Words Matter.
When Howard Dean took the stage at the DNC, he brought the house down when he ended on his now internet-famous cadence, "In Colorado, and Iowa, and North Carolina, and Michigan, and Florida, and Ohio, and Pennsylvania!”
After the applause subsided, I turned to a friend and said “remember when just yelling into a live mic disqualified you?” We both chuckled uncomfortably.
Yesterday, in a speech in North Carolina, Donald Trump, in referring to Hillary Clinton and her supreme court choices, said “… if [Hillary] gets to pick—if she gets to pick her judges, nothing you can do, folks, although the Second Amendment people, maybe there is, I don’t know.”
I don’t want to talk about what he directly said, or whether he was joking - a defense, by the way, that Jason P. Steed sternly responds to in a tweet storm on how humor legitimizes language and embeds thought. I don’t want to sit here and parse out the delicacies of a such an absurdly indelicate moment.
Because those who wish to do violence unto others rarely hang around to discuss nuance.
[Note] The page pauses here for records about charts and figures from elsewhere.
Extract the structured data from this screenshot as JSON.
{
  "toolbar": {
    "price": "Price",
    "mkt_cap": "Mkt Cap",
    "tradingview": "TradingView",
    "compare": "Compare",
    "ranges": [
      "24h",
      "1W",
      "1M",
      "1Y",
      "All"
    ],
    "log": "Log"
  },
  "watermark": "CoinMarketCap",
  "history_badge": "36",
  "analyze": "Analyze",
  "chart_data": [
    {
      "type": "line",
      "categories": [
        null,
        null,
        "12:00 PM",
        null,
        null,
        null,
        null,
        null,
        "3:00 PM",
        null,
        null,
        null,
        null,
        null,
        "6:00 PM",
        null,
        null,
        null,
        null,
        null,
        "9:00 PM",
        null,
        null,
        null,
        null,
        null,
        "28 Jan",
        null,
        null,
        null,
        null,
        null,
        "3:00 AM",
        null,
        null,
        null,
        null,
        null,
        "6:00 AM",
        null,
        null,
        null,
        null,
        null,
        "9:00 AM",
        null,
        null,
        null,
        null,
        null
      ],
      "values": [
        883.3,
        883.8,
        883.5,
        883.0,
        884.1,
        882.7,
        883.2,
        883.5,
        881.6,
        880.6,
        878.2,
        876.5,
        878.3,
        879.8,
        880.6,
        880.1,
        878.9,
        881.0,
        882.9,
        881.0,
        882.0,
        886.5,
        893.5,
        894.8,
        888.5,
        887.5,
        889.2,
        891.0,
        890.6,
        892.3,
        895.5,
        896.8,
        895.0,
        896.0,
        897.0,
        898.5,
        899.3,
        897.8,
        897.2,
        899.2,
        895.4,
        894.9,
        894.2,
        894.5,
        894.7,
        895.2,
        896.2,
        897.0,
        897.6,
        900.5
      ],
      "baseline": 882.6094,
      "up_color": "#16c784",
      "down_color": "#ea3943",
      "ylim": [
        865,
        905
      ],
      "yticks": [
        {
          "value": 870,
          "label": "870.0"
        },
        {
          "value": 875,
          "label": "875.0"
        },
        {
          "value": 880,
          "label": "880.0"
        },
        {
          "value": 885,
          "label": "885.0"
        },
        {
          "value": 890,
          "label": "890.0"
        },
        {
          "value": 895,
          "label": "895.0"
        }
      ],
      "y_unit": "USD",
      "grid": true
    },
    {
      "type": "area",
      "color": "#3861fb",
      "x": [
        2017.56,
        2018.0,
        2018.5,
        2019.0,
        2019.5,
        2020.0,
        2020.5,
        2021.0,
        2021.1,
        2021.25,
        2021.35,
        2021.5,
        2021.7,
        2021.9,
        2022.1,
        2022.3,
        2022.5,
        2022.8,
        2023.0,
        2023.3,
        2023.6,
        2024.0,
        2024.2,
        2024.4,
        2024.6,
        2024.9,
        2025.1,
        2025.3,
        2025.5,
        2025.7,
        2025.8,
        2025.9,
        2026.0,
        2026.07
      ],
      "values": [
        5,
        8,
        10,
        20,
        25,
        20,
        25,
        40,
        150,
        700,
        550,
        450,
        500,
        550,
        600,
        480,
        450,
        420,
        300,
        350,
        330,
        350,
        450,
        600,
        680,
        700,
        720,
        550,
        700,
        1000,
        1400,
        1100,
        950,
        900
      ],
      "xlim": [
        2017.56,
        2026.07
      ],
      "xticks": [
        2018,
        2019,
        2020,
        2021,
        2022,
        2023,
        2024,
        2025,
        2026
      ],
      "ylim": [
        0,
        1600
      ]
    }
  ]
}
Those being whistled at with flippant euphemisms and claims of a rigged systems and chants of “Lock Her Up” aren’t waiting for step by step instructions.
As Olivia Nuzzi writes at the Daily Beast, two months ago a British MP was shot and stabbed by an assailant quoting a slogan of a Brexit party. The Charleston shooter wrote about how reading about the Trayvon Martin killing “awakened” him. Language from online men’s rights forums were echoed in the Isla Vista shooter’s manifesto.
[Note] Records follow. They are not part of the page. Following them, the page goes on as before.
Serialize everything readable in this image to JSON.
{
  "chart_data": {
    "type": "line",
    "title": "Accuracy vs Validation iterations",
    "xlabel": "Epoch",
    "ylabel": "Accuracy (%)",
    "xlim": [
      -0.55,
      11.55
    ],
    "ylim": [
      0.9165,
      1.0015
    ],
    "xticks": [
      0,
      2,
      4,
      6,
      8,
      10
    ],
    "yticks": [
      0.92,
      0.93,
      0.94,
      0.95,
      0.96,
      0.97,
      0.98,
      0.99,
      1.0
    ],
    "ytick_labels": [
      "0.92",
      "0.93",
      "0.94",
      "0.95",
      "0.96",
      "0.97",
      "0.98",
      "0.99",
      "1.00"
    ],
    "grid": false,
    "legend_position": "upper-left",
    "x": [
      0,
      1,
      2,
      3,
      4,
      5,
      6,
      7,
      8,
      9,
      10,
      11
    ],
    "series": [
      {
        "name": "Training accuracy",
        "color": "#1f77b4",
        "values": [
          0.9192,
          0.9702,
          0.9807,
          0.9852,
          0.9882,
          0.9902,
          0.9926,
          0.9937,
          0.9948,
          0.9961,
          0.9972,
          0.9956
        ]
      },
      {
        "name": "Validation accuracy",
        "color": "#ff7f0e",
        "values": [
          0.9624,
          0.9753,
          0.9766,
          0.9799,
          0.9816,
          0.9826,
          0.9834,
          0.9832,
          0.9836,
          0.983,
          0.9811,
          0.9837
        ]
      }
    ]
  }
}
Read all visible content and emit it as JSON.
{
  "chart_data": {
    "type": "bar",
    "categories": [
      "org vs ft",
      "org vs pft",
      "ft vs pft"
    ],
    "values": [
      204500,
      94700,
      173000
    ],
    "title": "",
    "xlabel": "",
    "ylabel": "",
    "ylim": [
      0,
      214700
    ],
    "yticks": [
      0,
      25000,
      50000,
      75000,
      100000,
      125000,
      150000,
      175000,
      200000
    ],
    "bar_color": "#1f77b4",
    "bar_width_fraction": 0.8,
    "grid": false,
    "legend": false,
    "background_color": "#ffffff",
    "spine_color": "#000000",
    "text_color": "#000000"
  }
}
Words matter. In his New York Times column on the incident, Thomas Friedman compares the current political climate and that before the 1995 assassination of Israeli PM Yitzhak Rabin. Friedman quotes Chemi Shalev, a columnist for Haaretz: "There are enough people with a tendency for violence that cannot distinguish between political stagecraft and practical exhortations to rescue the country by any available means.”
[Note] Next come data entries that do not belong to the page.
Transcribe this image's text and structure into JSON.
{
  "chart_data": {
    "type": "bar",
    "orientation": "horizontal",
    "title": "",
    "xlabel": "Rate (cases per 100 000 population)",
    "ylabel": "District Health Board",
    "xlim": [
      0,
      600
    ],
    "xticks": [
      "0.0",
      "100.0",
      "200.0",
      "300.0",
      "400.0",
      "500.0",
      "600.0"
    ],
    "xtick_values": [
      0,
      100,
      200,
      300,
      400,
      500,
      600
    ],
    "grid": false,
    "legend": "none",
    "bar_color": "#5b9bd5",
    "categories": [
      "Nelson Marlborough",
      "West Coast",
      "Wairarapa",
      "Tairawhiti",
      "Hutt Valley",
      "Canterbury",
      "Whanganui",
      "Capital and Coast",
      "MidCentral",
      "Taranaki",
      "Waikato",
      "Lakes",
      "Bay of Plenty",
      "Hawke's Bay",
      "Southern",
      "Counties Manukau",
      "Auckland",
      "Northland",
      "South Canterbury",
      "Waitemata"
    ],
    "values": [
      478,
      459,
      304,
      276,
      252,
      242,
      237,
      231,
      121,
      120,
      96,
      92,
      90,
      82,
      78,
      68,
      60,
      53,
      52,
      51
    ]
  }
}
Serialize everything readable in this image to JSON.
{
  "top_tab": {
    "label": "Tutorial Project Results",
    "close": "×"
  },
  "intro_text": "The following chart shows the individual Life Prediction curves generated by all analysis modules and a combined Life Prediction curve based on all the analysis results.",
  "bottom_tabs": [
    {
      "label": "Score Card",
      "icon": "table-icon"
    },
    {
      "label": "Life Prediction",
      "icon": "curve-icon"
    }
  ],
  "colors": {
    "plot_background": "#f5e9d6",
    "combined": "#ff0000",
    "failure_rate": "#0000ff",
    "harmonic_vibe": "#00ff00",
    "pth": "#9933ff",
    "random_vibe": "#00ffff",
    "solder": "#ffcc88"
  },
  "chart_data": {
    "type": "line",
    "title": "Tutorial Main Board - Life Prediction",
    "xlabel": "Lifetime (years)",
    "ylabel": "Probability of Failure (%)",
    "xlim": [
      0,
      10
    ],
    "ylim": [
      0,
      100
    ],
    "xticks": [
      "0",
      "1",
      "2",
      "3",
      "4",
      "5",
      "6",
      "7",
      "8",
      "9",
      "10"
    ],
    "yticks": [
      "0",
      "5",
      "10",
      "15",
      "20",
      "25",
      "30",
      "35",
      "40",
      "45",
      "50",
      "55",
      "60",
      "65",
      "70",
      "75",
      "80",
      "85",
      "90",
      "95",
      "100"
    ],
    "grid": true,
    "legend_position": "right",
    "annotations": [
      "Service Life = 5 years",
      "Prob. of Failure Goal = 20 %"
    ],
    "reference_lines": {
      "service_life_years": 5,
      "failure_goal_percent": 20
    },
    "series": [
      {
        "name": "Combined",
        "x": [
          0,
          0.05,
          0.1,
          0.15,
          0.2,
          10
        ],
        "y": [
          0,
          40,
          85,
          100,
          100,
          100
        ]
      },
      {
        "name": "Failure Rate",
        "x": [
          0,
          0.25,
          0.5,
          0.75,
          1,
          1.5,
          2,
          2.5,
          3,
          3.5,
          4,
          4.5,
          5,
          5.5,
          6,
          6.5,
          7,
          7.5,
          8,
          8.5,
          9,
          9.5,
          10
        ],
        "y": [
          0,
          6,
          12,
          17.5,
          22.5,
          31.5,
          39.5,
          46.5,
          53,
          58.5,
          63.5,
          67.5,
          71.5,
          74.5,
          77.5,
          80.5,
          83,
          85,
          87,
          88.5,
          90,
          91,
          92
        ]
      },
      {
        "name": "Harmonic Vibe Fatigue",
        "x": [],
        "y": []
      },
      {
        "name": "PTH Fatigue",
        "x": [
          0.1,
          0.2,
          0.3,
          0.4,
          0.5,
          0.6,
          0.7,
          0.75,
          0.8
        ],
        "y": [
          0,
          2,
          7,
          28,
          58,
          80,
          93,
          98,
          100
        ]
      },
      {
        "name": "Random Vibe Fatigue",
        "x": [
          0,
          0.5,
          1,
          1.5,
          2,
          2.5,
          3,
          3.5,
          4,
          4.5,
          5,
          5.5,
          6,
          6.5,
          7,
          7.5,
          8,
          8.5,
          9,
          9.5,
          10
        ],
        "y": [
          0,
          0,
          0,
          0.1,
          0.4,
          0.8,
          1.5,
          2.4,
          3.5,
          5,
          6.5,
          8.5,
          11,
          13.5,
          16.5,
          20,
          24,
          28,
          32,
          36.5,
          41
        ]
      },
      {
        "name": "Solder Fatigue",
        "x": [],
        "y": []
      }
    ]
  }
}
Because you can bet that the online discussion boards in the deep alt-right web aren’t claiming, as the NRA so cynically and faux-naively insinuated in a tweet soon after, that Trump was calling for organized trips to the polls. We see how literally individuals play the tape out in the anti-semitic barrage Julia Ioffe endured after she wrote on the candidate’s wife.
As Former Rep. Gabby Giffords (D-AZ) said yesterday in a statement, "Responsible, stable individuals won’t take Trump’s rhetoric to its literal end, but his words may provide a magnet for those seeking infamy”.
Trump’s comments aren’t serving as tea-time fodder for discussions of voter organizations. His comments feed the beast, and that beast grows bigger every day.